I personally use their PPC engine for a medium sized B2B company with lukewarm results, but enough to stay with the program. I agree though, all it is, is a giant click machine(and one designed to give traffic to their PPC customers, not those who paid for the standard listings.)
I actually find their PPC app to be 2nd to Adwords(blows overture and MSN out of the water)
I had considered buying an actual directory link but had never actually gone through with it. (now I'm happy I didn't.) I'm sure they didn't inform any customers of this change.
A problem I had with them, that the "no follow" tag now fixes is, once you deleted a PPC listing with them, it would automatically turn into a regular link for 15 days. At this time Google would then index my tracking URLs, and screw with all of my SERP positions.
That would be one guess as to why they did this, but adding "no follow" to the standard links is another story.
I wouldn't think the ODP would follow down that road. They seem to be a bright bunch, and I suspect they would know how to properly utilize these tags.
From Google's website [googleblog.blogspot.com]:
|it's... a way to make sure that spammers get no benefit from abusing public areas like blog comments, trackbacks, and referrer lists. |
Q: What types of links should get this attribute?

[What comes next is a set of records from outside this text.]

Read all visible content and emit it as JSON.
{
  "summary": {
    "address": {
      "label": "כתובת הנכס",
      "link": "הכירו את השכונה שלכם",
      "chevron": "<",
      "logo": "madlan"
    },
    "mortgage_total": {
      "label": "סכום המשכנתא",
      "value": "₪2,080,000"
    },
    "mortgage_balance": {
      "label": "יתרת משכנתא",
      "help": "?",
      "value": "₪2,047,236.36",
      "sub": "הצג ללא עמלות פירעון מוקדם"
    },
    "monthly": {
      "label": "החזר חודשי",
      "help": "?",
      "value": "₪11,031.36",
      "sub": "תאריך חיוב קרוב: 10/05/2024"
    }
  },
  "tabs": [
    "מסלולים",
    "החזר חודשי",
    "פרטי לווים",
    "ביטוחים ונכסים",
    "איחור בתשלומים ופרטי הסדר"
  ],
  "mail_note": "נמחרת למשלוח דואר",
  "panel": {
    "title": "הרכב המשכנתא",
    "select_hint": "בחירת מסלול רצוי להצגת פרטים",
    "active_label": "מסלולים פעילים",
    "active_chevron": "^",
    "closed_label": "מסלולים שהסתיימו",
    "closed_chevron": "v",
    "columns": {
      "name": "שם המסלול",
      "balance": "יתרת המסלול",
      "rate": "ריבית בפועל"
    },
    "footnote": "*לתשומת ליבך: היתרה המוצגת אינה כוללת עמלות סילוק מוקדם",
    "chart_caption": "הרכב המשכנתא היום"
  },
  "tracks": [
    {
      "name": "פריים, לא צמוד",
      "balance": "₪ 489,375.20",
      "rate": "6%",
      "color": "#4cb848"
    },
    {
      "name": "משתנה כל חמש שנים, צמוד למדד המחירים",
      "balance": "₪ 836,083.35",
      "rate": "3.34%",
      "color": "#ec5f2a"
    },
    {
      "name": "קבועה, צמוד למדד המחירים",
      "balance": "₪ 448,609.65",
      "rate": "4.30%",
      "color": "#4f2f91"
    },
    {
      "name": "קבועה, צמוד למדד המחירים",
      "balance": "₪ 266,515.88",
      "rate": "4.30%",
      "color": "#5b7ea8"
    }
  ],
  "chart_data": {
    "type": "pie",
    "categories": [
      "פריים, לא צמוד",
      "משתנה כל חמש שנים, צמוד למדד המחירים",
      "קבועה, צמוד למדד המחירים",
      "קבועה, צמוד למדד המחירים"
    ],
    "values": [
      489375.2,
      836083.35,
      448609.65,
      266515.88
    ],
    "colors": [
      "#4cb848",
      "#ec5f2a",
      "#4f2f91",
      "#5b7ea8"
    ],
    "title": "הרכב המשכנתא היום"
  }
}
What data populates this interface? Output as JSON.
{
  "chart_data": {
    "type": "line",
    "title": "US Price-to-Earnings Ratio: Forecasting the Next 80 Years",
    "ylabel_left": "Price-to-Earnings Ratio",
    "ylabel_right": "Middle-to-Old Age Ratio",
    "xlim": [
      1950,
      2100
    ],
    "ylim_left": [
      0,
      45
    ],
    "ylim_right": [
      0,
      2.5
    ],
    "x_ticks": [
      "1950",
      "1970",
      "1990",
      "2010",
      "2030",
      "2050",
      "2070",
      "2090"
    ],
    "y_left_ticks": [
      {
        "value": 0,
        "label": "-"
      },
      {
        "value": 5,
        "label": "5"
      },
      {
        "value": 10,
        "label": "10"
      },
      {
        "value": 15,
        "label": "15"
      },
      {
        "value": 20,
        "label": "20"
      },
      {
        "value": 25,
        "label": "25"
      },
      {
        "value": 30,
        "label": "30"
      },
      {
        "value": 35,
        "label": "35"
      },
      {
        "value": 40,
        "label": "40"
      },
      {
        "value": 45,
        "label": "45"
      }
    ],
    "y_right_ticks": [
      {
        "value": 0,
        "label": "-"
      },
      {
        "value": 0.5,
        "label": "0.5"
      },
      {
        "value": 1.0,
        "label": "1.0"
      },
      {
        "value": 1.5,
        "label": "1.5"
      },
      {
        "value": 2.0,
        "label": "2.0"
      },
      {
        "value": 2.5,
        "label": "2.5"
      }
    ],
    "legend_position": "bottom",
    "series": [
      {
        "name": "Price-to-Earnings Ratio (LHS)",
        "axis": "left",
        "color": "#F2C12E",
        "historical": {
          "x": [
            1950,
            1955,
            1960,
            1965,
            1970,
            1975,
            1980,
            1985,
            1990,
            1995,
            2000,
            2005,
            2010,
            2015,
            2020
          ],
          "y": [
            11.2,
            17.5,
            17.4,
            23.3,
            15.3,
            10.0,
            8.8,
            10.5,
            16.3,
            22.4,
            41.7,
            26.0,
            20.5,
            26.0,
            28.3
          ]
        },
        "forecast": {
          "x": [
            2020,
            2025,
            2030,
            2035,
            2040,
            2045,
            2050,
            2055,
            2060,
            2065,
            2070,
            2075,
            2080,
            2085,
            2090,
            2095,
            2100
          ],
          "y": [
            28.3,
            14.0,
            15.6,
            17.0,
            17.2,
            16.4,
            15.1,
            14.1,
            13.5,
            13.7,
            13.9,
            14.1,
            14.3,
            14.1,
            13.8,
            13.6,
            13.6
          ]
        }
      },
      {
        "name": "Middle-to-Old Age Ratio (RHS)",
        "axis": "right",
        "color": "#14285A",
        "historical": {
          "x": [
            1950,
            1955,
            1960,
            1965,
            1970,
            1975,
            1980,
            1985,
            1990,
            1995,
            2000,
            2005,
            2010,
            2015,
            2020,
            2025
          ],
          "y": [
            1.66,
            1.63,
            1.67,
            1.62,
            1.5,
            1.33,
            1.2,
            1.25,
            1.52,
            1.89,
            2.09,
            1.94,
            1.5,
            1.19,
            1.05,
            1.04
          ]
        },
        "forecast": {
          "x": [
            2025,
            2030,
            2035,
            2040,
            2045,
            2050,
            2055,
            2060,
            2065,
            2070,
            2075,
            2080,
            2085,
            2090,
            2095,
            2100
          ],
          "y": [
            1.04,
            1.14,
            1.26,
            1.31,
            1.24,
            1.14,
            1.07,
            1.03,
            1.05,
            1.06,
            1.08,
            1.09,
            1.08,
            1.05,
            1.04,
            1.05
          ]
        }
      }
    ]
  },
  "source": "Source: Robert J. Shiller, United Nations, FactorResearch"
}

A: We encourage you to use the rel="nofollow" attribute anywhere that users can add links by themselves, including within comments, trackbacks, and referrer lists. Comment areas receive the most attention, but securing every location where someone can add a link is the way to keep spammers at bay.
It's commonly understood that manipulating the way a search engine ranks websites- beyond making a site spiderable and making sure the content contains keywords, is spam. So is misusing the no-follow tag any different?